I thought about the submarines out there, plying the dark waters. I know those things are not small, not a single man, or maybe two, crouching inside a metal bubble the way I imagined them I was a kid. I grew up near enough the Portsmouth Naval shipyard to see their arched backs above the waterline. Once, standing at Odiorne Point, I watched as one sailed out to sea, though “sailed” never seemed so inapt. A friend and I stared out at it, watching the malign beast slip slowly under. Only as the tip of the conning tower disappeared did we seem to shake ourselves awake. My friend said, “I wish I’d gotten a video of that.” I hadn’t thought of it either, and we both stared at where the big metal dorsal fin had disappeared. The sailboats coursed into the harbor, and the flare-bowed lobster boats trailed their kites of gulls behind. No one who hadn’t been looking would know what was under there. These big nuclear subs hold more than a hundred men, some of them, so it’s not want of human company that would trouble the submariner. Quite the opposite, being sealed up in a drum with the same few dozen people like that. It’s not so much claustrophobia either, but almost the opposite–the knowledge of the mass, and volume, and extent of the oceans piled above, behind, and to all sides.
The radio antennae in Cutler are only capable of sending one-way, encrypted text messages, Christophe read to me from Wikipedia as we rode along the coast. I know the subs must have other ways to communicate, at least these days, but I could not shake the thought of that, of one way radio messages cast out over the North Atlantic to hold the fleet together with the slimmest strands. Messages received, but none sent back. A thousand foot high flinger of messages in bottles.
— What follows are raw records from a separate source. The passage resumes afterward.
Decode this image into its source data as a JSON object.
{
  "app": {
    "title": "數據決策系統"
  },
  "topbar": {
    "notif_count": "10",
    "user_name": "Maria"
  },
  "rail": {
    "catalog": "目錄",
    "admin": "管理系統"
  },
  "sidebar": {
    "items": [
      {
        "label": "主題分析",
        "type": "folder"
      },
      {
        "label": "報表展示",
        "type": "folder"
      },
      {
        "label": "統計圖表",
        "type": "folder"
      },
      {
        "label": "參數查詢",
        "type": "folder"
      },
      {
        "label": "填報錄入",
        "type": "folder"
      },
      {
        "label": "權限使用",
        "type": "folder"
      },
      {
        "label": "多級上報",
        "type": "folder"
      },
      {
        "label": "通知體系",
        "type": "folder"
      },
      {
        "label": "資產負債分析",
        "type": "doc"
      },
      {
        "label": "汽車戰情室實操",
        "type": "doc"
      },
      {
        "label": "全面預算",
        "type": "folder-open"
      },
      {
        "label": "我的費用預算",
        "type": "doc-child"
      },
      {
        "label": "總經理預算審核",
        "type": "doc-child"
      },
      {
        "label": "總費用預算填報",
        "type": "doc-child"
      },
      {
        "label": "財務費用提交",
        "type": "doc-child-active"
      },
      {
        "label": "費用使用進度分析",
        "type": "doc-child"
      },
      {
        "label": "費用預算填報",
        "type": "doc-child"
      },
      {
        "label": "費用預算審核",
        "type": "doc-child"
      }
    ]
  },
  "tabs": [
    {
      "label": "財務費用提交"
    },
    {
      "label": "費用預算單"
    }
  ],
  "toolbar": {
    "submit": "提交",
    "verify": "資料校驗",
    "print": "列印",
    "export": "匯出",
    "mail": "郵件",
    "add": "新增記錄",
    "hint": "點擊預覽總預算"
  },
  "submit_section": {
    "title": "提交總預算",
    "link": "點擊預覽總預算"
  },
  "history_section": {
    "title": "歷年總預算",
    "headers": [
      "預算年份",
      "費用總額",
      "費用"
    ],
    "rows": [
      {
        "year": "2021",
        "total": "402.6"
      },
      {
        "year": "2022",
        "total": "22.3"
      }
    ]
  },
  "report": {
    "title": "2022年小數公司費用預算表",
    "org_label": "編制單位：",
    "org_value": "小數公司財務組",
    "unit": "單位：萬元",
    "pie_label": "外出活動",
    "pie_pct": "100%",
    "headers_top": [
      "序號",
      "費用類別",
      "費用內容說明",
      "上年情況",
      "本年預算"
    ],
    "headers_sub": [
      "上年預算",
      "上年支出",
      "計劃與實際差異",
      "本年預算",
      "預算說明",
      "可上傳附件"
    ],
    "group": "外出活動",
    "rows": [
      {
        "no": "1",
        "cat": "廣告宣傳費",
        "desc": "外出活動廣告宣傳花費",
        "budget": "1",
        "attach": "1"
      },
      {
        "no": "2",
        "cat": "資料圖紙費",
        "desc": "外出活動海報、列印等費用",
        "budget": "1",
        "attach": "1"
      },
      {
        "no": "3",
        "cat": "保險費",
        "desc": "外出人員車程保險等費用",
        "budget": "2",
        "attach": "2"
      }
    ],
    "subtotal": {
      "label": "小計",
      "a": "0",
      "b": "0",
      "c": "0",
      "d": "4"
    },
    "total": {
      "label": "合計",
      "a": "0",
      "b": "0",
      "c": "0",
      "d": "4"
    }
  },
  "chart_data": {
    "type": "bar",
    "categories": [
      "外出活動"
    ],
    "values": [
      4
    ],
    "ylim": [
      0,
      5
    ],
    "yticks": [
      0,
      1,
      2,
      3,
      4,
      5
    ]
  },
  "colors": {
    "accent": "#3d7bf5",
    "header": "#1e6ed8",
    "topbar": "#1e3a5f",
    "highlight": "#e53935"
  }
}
My mood improved a bit after a roadside lunch to raise my blood sugar, and we drove on down to the crowds at Acadia to spend one night there before the final leg home. Minor irritations, and some more substantial ones left me breathless with screeching at times, but Christophe was unflappable as ever, though he winced and turned down the volume on a Dylan song on the radio when a long, held harmonica note whined, it seemed to me, in the same key the mosquitos had during his long night of the soul in Cutler. I drove, and he occasionally read me a few lines from some article or other. I pointed out roadside oddities. We made it home and I unpacked and put our things away. A few days later, I picked up the book I’d been reading up there, and saw what I had not been able to in my headlamp’s light. Between several pages, I found the smeared bodies of mosquitos, and blotches of my blood, and his.